Looots of bookselling stuff this week, cats ‘n’ kittens.

SFWA, showing support for authors — especially those from IPG whose Kindle buy buttons have been yanked — is redirecting the links on their site away from Amazon and to other online bookselling venues. You should read Jacob Weisman’s comment at #17, clarifying what happened and why. Weisman is with Tachyon Publications, which is distributed by IPG and thus he and his writers are affected. This is important, kids.

Laydown dates, street dates, on sale dates, pub dates, release dates — they’re not all the same thing, and that means some books can be found on the shelves before their official pub date. (And it’s not necessarily a laydown violation.) Andrew Wheeler explains this, and how it affects author’s sales, bestseller lists, and a publisher’s decisions to buy more books from their authors.
Publishing Perspectives asks, “Should Barnes & Noble Drop ‘Booksellers’ From Its Name?” My vote is no.

Paypal sticks their nose in where it really doesn’t belong, policing the content of books on Smashwords.

An update on Jim C. Hines’ struggle to find out why Amazon suddenly dropped the price on his ebook. Answer: because their computers told them that at some point, Kobo had dropped it. Didn’t matter that he’d since brought the prices back up. No one seems to have done a cursory check to see, yeah, they’re $2.99 across the board again.

First, Google told a bunch of indie bookstores that it was removing them from the Google eBook affliiate program, then it did the right thing and reinstated them.

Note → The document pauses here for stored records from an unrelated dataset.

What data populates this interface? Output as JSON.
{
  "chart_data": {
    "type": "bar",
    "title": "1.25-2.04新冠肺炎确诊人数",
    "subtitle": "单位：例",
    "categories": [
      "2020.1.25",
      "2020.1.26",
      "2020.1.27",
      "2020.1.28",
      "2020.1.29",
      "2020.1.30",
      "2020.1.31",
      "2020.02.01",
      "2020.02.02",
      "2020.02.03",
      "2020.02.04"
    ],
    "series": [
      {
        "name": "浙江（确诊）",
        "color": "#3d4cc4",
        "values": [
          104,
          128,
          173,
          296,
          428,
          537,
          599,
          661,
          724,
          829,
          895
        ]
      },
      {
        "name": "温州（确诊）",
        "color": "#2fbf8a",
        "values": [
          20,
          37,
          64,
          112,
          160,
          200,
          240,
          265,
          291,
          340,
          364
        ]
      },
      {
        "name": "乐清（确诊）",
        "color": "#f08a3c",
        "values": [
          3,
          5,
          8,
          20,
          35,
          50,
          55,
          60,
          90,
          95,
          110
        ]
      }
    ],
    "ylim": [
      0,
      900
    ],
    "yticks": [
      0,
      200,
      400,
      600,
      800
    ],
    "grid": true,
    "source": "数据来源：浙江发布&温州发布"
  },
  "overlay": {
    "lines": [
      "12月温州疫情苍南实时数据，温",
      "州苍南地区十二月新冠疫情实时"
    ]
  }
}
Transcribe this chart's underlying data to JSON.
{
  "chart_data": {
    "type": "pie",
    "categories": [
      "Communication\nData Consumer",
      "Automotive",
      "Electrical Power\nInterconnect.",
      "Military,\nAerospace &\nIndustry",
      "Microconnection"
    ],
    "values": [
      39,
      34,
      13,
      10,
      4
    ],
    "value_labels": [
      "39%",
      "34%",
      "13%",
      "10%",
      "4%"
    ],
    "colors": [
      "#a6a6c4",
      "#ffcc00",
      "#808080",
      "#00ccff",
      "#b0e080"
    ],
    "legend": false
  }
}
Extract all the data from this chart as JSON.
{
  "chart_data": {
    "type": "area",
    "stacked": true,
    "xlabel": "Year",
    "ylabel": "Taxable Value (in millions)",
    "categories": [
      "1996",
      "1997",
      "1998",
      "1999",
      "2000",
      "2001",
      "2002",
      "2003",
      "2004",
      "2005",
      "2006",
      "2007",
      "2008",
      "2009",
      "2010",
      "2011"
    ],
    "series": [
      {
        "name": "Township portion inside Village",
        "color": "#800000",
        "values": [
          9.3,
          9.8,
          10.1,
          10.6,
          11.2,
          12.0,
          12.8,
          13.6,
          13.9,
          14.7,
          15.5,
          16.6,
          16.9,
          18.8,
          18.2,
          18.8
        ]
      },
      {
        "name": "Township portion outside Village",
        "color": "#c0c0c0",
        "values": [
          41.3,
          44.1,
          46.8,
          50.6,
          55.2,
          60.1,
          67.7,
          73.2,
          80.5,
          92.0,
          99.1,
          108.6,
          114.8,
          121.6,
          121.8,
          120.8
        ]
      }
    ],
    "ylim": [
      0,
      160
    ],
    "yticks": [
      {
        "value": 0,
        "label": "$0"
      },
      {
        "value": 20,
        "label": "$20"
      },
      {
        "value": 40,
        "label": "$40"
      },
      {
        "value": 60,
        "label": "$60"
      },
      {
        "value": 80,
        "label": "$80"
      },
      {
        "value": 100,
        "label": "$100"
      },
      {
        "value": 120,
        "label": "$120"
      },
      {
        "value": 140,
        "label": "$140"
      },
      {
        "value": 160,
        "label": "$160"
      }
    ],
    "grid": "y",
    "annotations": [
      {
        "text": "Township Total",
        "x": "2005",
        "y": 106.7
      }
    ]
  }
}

Nathan Bransford with some thoughts on ebook DRM: how it works, how it fails, and how it could work better to be more fair.

On the Melville House Books blog, Dennis Johnson asks “Why should the price of ebooks be on the floor?”

This isn’t specifically about bookselling, but then again it is: “I Was a Warehouse Wage Slave.”

Writerly Things

Chuck Wendig interviews Seanan McGuire. OMG FANGIRL /SQUEEEEE

Michael Stackpole on why “you don’t need a lawyer, trust my contract” is a big red flag.

Agent Michael Bourret and editor Molly O’Neil answer questions about middle grade fiction in part 1 of a two-part blog series.

Lilith Saintcrow on detaching yourself from your work. Very wise advice.


A really great interview with the ladies of Community.


Blue dunes on Mars. I wanna go.

Look at this tiny thumb-drive-sized Linux computer. How cool is that?